パートさんにも責任ある仕事をしてもらうことは、当たり前のことであり、モチベーションアップのために非常に重要であることも知って驚いた。
面白いことに「キャリアパスプラン」をうちでも使ってみると、本当に仕事のできる人が明らかになってきた。パートさんは、時間が限られているので、仕事の生産性が高い。はじめは仕事が遅くても、みるみる早くなる。
一方の社員は、時間がたっぷりあるので、遅くなるまでに仕事をしている。ただ、僕自身も職務という考え方がなかったので、遅くまでやっている社員を「頑張っているな」と思っていた。完全なブラック志向だった。

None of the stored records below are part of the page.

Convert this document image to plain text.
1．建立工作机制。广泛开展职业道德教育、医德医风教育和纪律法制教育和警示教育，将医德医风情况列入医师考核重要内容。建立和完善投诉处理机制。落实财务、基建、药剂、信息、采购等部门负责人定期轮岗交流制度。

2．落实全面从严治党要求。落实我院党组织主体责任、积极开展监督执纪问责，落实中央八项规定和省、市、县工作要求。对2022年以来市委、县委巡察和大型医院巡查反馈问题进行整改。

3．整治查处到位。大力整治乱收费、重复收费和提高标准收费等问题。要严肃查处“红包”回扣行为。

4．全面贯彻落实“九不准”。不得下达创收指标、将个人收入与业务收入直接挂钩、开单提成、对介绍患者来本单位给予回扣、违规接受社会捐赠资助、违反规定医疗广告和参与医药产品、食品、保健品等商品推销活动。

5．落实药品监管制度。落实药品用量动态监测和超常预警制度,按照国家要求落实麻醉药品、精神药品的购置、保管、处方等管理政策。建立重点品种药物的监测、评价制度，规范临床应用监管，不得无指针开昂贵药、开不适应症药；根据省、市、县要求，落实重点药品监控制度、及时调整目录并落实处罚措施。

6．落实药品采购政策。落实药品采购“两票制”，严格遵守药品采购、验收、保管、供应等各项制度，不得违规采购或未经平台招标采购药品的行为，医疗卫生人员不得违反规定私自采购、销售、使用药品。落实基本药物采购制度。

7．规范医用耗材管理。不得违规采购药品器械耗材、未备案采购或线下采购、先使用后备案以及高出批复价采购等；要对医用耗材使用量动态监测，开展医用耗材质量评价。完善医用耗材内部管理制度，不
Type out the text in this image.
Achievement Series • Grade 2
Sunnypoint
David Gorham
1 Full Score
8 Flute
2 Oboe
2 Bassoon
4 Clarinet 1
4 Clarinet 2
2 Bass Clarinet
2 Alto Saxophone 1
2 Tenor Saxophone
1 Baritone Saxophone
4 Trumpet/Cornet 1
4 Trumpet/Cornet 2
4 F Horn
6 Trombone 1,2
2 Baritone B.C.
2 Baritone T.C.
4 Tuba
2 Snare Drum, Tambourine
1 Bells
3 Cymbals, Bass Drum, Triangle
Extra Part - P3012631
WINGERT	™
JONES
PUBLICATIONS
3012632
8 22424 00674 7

時間内の業務が明確になると、ベテラン社員ほど仕事の生産性が低いことも目に付いてきた。当時は残業代という概念もなかったが、もし、残業代を払うのであれば、仕事ができないほど、給与が高いという現象になっていただろう。
今、改めて思う。社員の責任とは何なのだろうか。「業務遂行責任」を本当に果たしているのは、社員なのだろうか、それともパートさんなのだろうかと。
かつての僕は、今日の仕事が完全に終わるまでやることが社員の責任だと思っていた。経営者の深層心理として「サービス残業してでも、仕事を終わらせるのが責任感ある社員」だと捉えていた。でも、それは間違っていた。
林先生に教えられた「正社員の責任」とは「所定労働時間の中で業務遂行責任を果たして結果を出すこと」だった。